In late January, Serbia held a Presidential election in which Boris Tadic, the leader of the Democratic Party, triumphed in a very close race which he ended up winning by just over two percent. What changed between then and now that would so drastically change the expectations? Kosovo declared independence. This inflamed Serbian nationalism and it was thought that this would be sufficient for a large victory for the ultranationalist forces. Guess the establishment didn't put enough faith in the Serbian people.
The Serbian Radical Party favours a closer relationship with Russia, and rejects attempting to join the European Union. They are also decidedly more conservative in social policy, and liberal (laissez-faire) in economic policy. In contrast, the Democratic Party favours accession to the EU, progressive social policy, and believes in social democratic economic principles.

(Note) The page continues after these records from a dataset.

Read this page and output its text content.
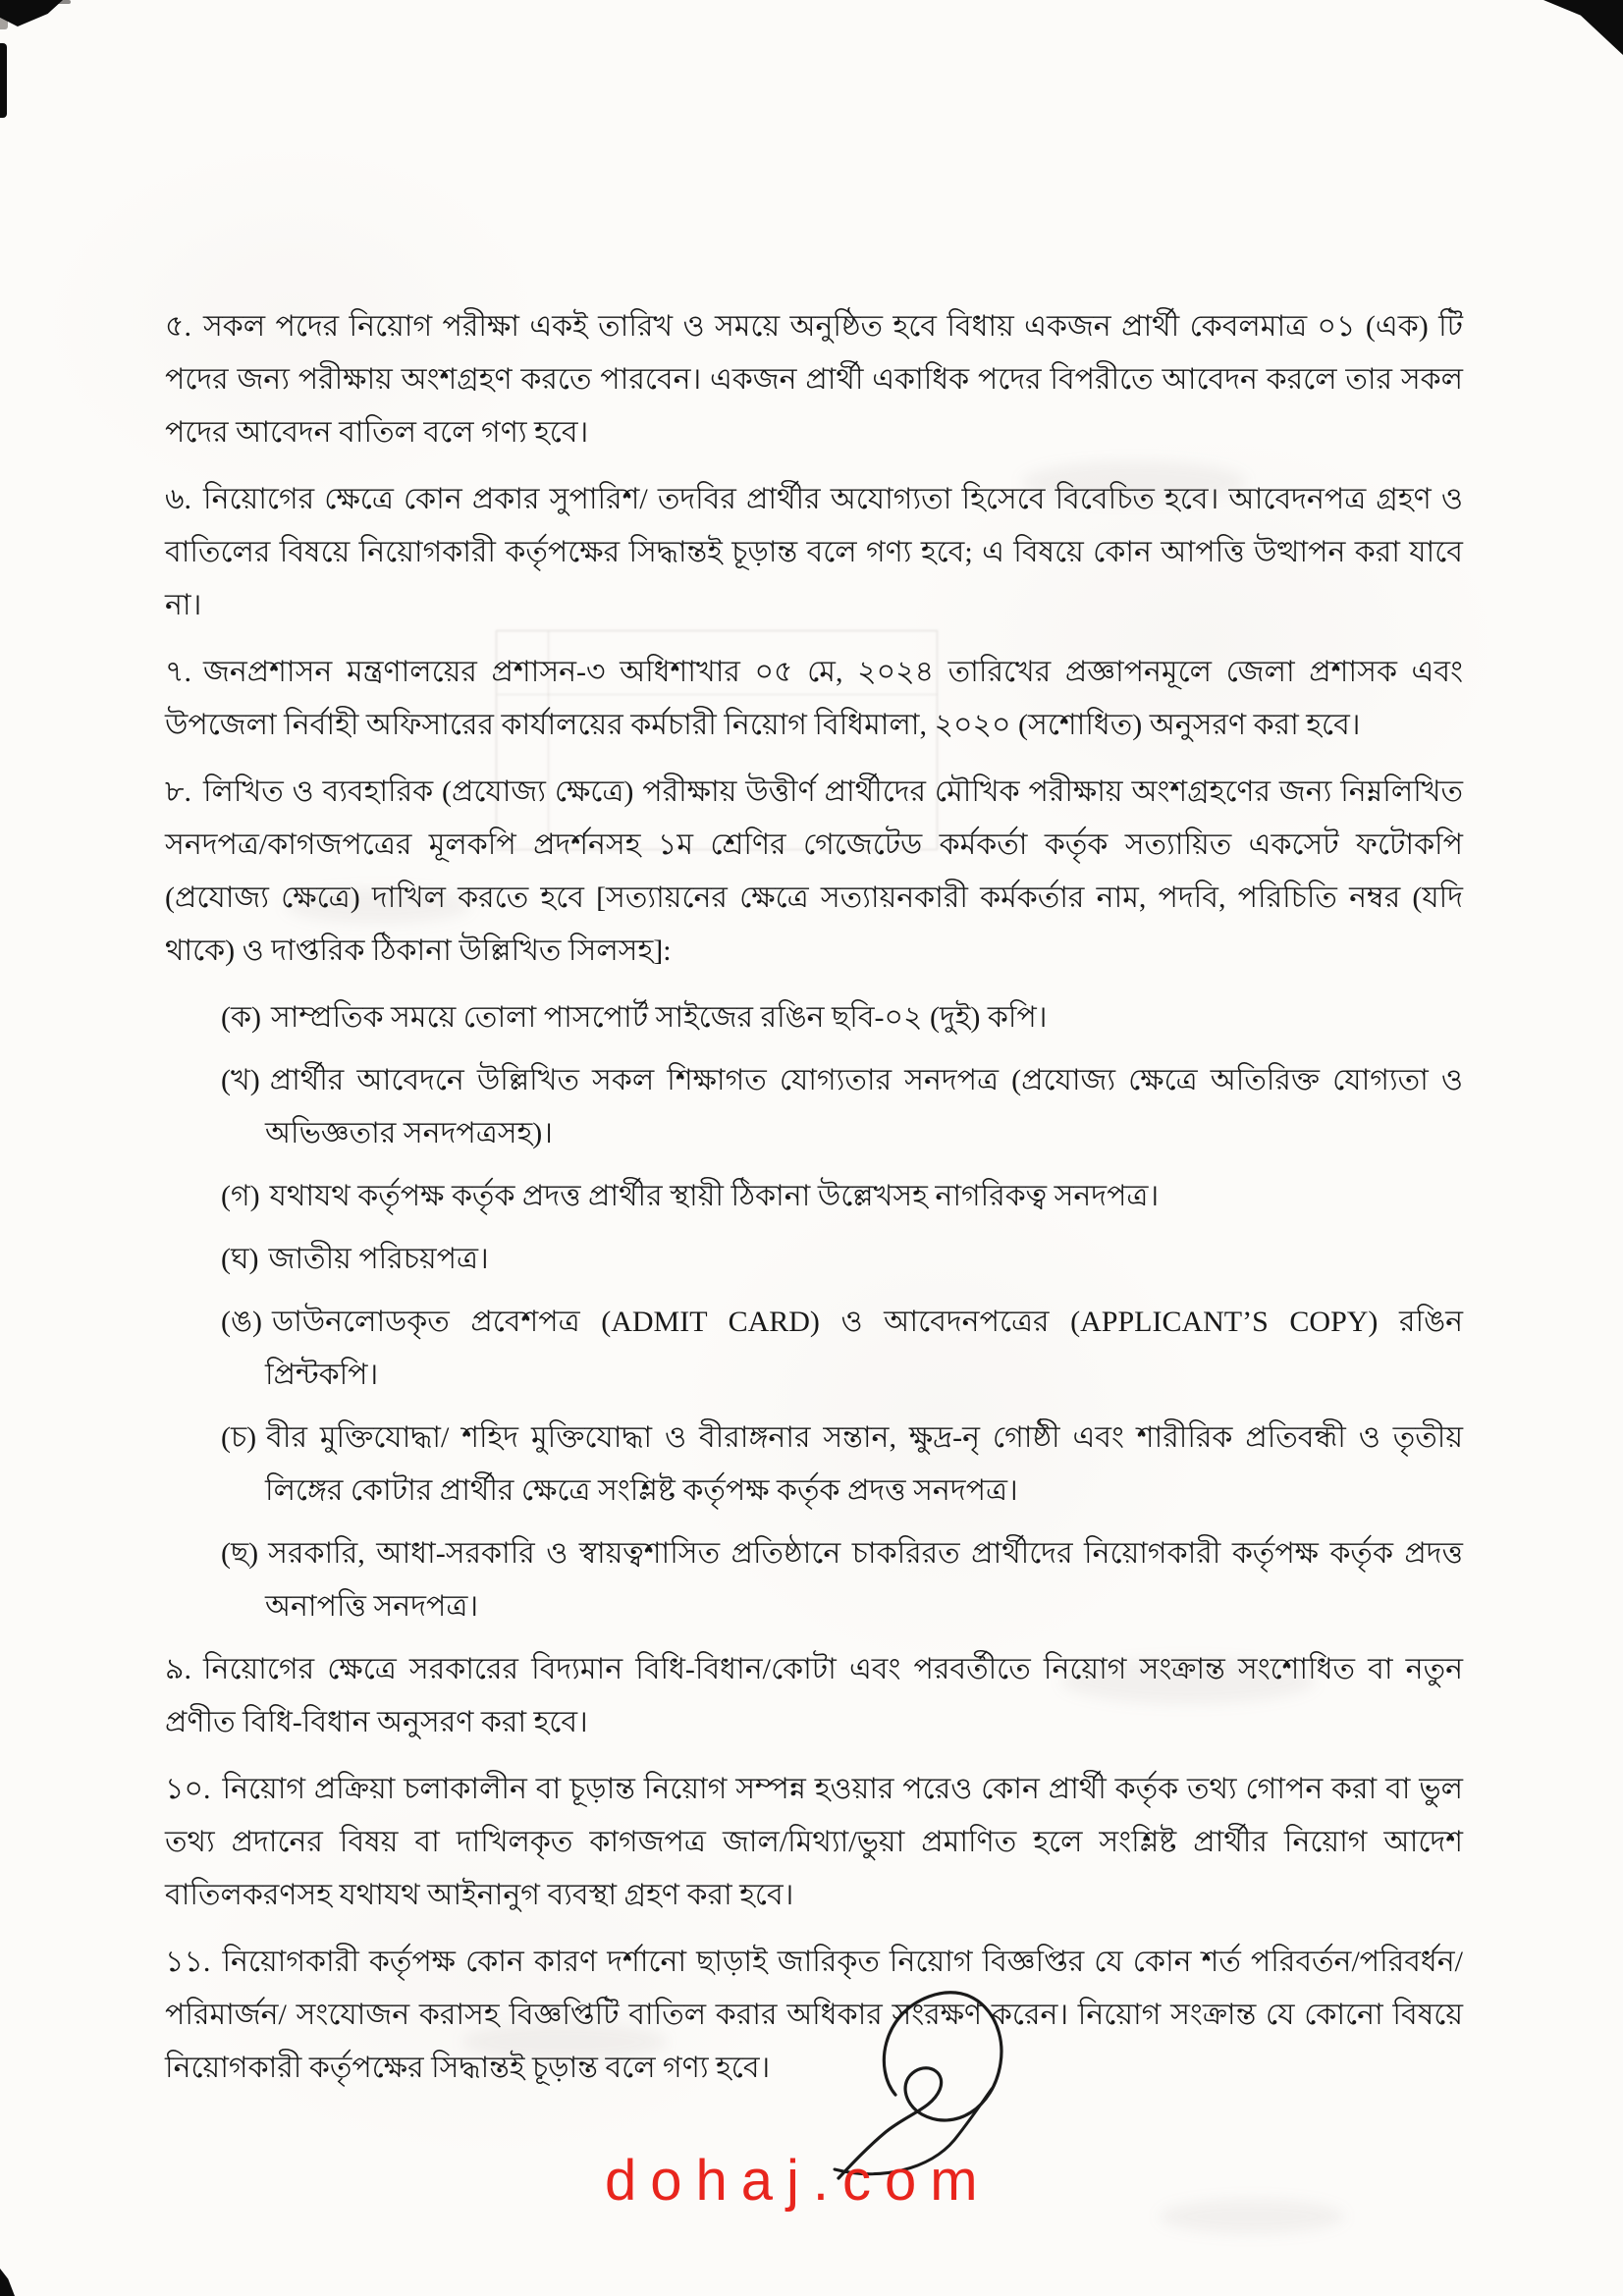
৫. সকল পদের নিয়োগ পরীক্ষা একই তারিখ ও সময়ে অনুষ্ঠিত হবে বিধায় একজন প্রার্থী কেবলমাত্র ০১ (এক) টি পদের জন্য পরীক্ষায় অংশগ্রহণ করতে পারবেন। একজন প্রার্থী একাধিক পদের বিপরীতে আবেদন করলে তার সকল পদের আবেদন বাতিল বলে গণ্য হবে।

৬. নিয়োগের ক্ষেত্রে কোন প্রকার সুপারিশ/ তদবির প্রার্থীর অযোগ্যতা হিসেবে বিবেচিত হবে। আবেদনপত্র গ্রহণ ও বাতিলের বিষয়ে নিয়োগকারী কর্তৃপক্ষের সিদ্ধান্তই চূড়ান্ত বলে গণ্য হবে; এ বিষয়ে কোন আপত্তি উত্থাপন করা যাবে না।

৭. জনপ্রশাসন মন্ত্রণালয়ের প্রশাসন-৩ অধিশাখার ০৫ মে, ২০২৪ তারিখের প্রজ্ঞাপনমূলে জেলা প্রশাসক এবং উপজেলা নির্বাহী অফিসারের কার্যালয়ের কর্মচারী নিয়োগ বিধিমালা, ২০২০ (সশোধিত) অনুসরণ করা হবে।

৮. লিখিত ও ব্যবহারিক (প্রযোজ্য ক্ষেত্রে) পরীক্ষায় উত্তীর্ণ প্রার্থীদের মৌখিক পরীক্ষায় অংশগ্রহণের জন্য নিম্নলিখিত সনদপত্র/কাগজপত্রের মূলকপি প্রদর্শনসহ ১ম শ্রেণির গেজেটেড কর্মকর্তা কর্তৃক সত্যায়িত একসেট ফটোকপি (প্রযোজ্য ক্ষেত্রে) দাখিল করতে হবে [সত্যায়নের ক্ষেত্রে সত্যায়নকারী কর্মকর্তার নাম, পদবি, পরিচিতি নম্বর (যদি থাকে) ও দাপ্তরিক ঠিকানা উল্লিখিত সিলসহ]:

(ক) সাম্প্রতিক সময়ে তোলা পাসপোর্ট সাইজের রঙিন ছবি-০২ (দুই) কপি।

(খ) প্রার্থীর আবেদনে উল্লিখিত সকল শিক্ষাগত যোগ্যতার সনদপত্র (প্রযোজ্য ক্ষেত্রে অতিরিক্ত যোগ্যতা ও অভিজ্ঞতার সনদপত্রসহ)।

(গ) যথাযথ কর্তৃপক্ষ কর্তৃক প্রদত্ত প্রার্থীর স্থায়ী ঠিকানা উল্লেখসহ নাগরিকত্ব সনদপত্র।

(ঘ) জাতীয় পরিচয়পত্র।

(ঙ) ডাউনলোডকৃত প্রবেশপত্র (ADMIT CARD) ও আবেদনপত্রের (APPLICANT’S COPY) রঙিন প্রিন্টকপি।

(চ) বীর মুক্তিযোদ্ধা/ শহিদ মুক্তিযোদ্ধা ও বীরাঙ্গনার সন্তান, ক্ষুদ্র-নৃ গোষ্ঠী এবং শারীরিক প্রতিবন্ধী ও তৃতীয় লিঙ্গের কোটার প্রার্থীর ক্ষেত্রে সংশ্লিষ্ট কর্তৃপক্ষ কর্তৃক প্রদত্ত সনদপত্র।

(ছ) সরকারি, আধা-সরকারি ও স্বায়ত্বশাসিত প্রতিষ্ঠানে চাকরিরত প্রার্থীদের নিয়োগকারী কর্তৃপক্ষ কর্তৃক প্রদত্ত অনাপত্তি সনদপত্র।

৯. নিয়োগের ক্ষেত্রে সরকারের বিদ্যমান বিধি-বিধান/কোটা এবং পরবর্তীতে নিয়োগ সংক্রান্ত সংশোধিত বা নতুন প্রণীত বিধি-বিধান অনুসরণ করা হবে।

১০. নিয়োগ প্রক্রিয়া চলাকালীন বা চূড়ান্ত নিয়োগ সম্পন্ন হওয়ার পরেও কোন প্রার্থী কর্তৃক তথ্য গোপন করা বা ভুল তথ্য প্রদানের বিষয় বা দাখিলকৃত কাগজপত্র জাল/মিথ্যা/ভুয়া প্রমাণিত হলে সংশ্লিষ্ট প্রার্থীর নিয়োগ আদেশ বাতিলকরণসহ যথাযথ আইনানুগ ব্যবস্থা গ্রহণ করা হবে।

১১. নিয়োগকারী কর্তৃপক্ষ কোন কারণ দর্শানো ছাড়াই জারিকৃত নিয়োগ বিজ্ঞপ্তির যে কোন শর্ত পরিবর্তন/পরিবর্ধন/পরিমার্জন/ সংযোজন করাসহ বিজ্ঞপ্তিটি বাতিল করার অধিকার সংরক্ষণ করেন। নিয়োগ সংক্রান্ত যে কোনো বিষয়ে নিয়োগকারী কর্তৃপক্ষের সিদ্ধান্তই চূড়ান্ত বলে গণ্য হবে।

dohaj.com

It is still possible that the Democratic Party does not form the government, however. As I said earlier, they did not gain a majority, but rather a plurality. There are three opposition parties, and they would all have to band together for a coalition government to succeed. Nonetheless, this was basically the best we could hope for.
Now, there is something interesting going on in Europe. This is the third victory in a row for progressives in Eastern Europe; the previous two were in the Ukraine and Poland. The region seems to be moving away from its historic partner, Russia, and moving closer to the west. However, this serves as quite a large contrast to the political situation in the rest of Europe. Angela Merkel is the Christian Democratic leader of Germany and is very popular. Labour in England seems poised for a defeat by the hands of the Conservatives. Fascist wannabe Silvio Berlusconi triumphed in Italy. Sarkozy rules France, although he's extremely unpopular now. Unfortunately for the French, they have to wait a long time to get rid of him. Spain seems to be the exception, as the Socialists rule there.